- How to “roll down”
- Assume we are at weights $w(t)$ and we take a step of size $n$ in the direction of $\vec{v}$
- $w(t+1) = w(t) + n\vec{v}$
- $\vec v$ is the direction of the descent
- $n$ is the step size
- How to determine which is the best direction to take the step?
- Goal is to go opposite direction of gradient
- gradient points in the direction of largest increase
- The Gradient is the Fastest Way to “roll down”
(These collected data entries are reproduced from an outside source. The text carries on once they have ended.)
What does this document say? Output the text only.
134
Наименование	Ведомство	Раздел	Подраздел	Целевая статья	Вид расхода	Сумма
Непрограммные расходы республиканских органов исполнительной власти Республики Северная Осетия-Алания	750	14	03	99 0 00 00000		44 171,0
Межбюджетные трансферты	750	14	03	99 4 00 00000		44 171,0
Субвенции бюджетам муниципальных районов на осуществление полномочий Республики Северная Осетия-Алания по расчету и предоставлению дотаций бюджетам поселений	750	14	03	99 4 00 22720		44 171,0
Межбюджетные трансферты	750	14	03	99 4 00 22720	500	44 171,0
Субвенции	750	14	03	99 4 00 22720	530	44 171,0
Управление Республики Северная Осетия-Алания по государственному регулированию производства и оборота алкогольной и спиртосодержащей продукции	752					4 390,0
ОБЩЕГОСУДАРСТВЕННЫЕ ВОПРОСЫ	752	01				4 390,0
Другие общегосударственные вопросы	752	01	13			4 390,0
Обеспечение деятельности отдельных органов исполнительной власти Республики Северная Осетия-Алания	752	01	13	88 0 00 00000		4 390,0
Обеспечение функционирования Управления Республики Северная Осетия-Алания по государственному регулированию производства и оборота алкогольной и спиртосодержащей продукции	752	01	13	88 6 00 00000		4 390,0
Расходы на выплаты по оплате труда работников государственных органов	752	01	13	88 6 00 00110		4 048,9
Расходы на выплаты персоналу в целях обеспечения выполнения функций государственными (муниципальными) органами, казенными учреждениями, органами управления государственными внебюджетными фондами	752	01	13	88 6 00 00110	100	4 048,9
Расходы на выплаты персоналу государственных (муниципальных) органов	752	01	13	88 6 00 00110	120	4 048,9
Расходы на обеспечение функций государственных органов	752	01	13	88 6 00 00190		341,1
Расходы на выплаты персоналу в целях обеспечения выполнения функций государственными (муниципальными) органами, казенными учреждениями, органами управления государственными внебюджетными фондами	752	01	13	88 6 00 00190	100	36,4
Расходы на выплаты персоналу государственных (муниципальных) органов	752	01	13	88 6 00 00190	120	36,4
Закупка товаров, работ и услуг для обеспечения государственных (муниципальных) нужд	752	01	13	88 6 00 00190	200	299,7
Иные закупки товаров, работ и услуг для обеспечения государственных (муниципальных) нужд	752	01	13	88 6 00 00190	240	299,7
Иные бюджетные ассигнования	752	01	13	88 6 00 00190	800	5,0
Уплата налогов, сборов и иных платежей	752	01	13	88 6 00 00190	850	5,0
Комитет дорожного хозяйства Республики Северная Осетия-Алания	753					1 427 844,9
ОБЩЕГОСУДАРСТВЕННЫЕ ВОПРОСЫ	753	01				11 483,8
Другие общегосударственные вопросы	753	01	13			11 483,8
- Note $\Delta E$ is always positive
- called the “learning rate”
- We want $\vec v$ that maximizes $\Delta E = E(w(t)) - E(w(t+1))$
- $\Delta E = E(w(t)) - E(w(t+1)) = E(w(t)) - E(w(t) + \eta \vec v$
- $= E(w(t)) - (E(w(t)) + \eta \nabla E(w(t))^T\vec v + O(\eta ^2))$
- $O(n^2)$ is the error/noise
- This term is gotten by taking the Taylor series expansion of $E(w(t) + \eta \vec v)$
- $= -\eta\nabla E(w(t))^T \vec v - O(\eta ^2) \approx - \eta \nabla E(w(t))^T \vec v$
- Derived by cancelling the $E(w(t))$’s
- When $\vec v$ is a unit directional vector $||\vec v || = 1$ we have
- $\vec v$ should be in the opposite direction of the gradient vector, therefore when mulltiplied to the vector transpose, $\Delta E$ is maximized
- $\Delta E \approx -n\nabla E(w(t))^T \vec v \leq n ||\nabla E(w(t))||_2$
- Iterating with Negative Gradient
- Update with negative gradient through each step
- $w(0) \rightarrow w(1) \rightarrow w(2) \rightarrow \ldots$
- Choosing step size
- if $\eta$ is too small, you will not be able to reach valley within a finite number of steps
- if $\eta$ is too large, you will overstep and not be accurate
- One method is to make your $\eta$ large at the beginning and as you step more, your step size can decrease to become more precise
- Learning by Gradient Descent
- The gradient descent algorithm can be applied to minimize any smooth function
- However, only applies to smooth function
- If the algorithm steps into a break, the gradient will become zero, and will not be able to step
- Gradient descent vs stochastic gradient descent
- Typically gradient descent takes gradient over entire dataset, however if the dataset is too large you may use stochastic gradient descent
- Stochastic gradient descent adjusts the error function along a single line or a subset of the dataset, allowing for a faster time to convergence
- Issue is that this may lead to a larger error